United States trademark "common law" provides basic protection over trademark property rights. Common law generally refers to unwritten law. Under common law, any business that uses a unique mark on its goods in commercial trade automatically qualifies as the trademark owner. When two businesses use and claim ownership over the same mark, a legal dispute arises. Federal registration can easily resolve this type of dispute because it guarantees exclusive trademark rights to the registered owner.
Federal Trademark Registration
Federal registration offers the greatest trademark protection. The federal trademark registration process covers business names, logos and slogans. The registration application requires a description of the mark, drawing of it, dates of first use and product samples. The application includes several bases for filing, including "use in commerce," "intent to use," foreign registration and pending foreign application. A business can protect its trademark throughout the development phase with an "intent to use" trademark application. This type of trademark gives federal trademark protection prior to the actual use of the trademark in the marketplace.
Date of First Use in Commerce
Trademark common law, state law and federal law all consider the date the owner first used the mark in commercial trade. The first business to use the mark on its products within a defined region qualifies as the legal trademark owner. Competing businesses with similar trademarks in the same marketplace often dispute the first date of use and legal ownership of the mark. As a result, businesses must be prepared to prove when they first used the mark. The federal registration process includes a signed affidavit of first use of the mark anywhere and the first use in commercial trade. The U.S. Patent and Trademark Office prohibits registration of the same or similar marks by different owners.

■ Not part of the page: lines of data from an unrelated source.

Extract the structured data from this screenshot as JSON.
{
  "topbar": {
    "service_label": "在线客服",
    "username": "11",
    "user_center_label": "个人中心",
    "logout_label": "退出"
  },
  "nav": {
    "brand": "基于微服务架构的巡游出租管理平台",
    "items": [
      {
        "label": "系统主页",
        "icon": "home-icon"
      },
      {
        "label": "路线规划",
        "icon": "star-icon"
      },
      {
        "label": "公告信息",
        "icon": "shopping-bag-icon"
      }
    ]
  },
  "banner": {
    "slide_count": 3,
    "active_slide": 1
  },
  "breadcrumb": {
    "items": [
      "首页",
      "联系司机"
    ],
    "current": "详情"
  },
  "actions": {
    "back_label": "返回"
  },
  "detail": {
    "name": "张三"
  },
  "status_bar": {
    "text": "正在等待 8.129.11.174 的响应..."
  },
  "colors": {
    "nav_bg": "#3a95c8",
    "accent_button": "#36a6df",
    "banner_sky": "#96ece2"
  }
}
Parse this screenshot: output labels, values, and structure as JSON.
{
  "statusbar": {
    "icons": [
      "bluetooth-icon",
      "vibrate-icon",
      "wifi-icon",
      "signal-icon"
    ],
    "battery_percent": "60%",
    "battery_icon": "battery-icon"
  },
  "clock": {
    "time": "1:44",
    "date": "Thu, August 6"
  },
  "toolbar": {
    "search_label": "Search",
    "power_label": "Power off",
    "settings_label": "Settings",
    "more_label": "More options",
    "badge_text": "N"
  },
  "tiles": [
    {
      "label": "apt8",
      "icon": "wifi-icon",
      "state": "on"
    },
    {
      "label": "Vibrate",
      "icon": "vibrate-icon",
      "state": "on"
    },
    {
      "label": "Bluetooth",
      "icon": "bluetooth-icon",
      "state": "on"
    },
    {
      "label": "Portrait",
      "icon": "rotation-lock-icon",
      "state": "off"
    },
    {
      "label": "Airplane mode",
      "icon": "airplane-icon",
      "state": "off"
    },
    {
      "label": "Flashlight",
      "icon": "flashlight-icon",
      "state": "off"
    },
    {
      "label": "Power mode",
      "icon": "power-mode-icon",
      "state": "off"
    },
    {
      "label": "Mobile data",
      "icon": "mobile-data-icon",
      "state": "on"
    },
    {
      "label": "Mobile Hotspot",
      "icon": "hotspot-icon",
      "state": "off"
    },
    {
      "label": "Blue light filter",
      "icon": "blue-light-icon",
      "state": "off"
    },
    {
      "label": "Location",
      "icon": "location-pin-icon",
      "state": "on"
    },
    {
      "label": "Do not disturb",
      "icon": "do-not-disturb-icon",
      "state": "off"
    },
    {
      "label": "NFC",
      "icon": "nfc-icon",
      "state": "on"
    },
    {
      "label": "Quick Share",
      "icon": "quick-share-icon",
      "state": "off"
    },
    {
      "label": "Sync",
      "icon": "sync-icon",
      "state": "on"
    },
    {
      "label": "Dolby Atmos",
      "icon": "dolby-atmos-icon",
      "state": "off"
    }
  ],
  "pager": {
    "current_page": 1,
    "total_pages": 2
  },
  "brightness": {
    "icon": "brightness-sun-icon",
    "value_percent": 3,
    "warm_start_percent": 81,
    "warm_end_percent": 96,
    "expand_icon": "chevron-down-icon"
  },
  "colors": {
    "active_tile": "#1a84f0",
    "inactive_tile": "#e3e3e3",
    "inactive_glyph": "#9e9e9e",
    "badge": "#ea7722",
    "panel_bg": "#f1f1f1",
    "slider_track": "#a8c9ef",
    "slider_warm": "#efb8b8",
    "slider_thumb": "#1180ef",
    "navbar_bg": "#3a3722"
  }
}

Infringement, Dilution and Loss of Rights
Regardless of common law, state and federal trademark protections, trademark holders must continuously protect their trademarks. The owner must use the mark continuously and prevent any other business from using it. Other businesses can easily steal trademarks, illegally use them on counterfeit products and diminish the quality of goods or services offered under the mark. Therefore, a trademark owner must take action against all illegal activity and take immediate legal action to stop any type of unauthorized use. Excessive and illegal overuse of the trademark name can weaken the product brand and its identity. Federal trademark registration provides the best protection against illegal activities that infringe on trademark rights.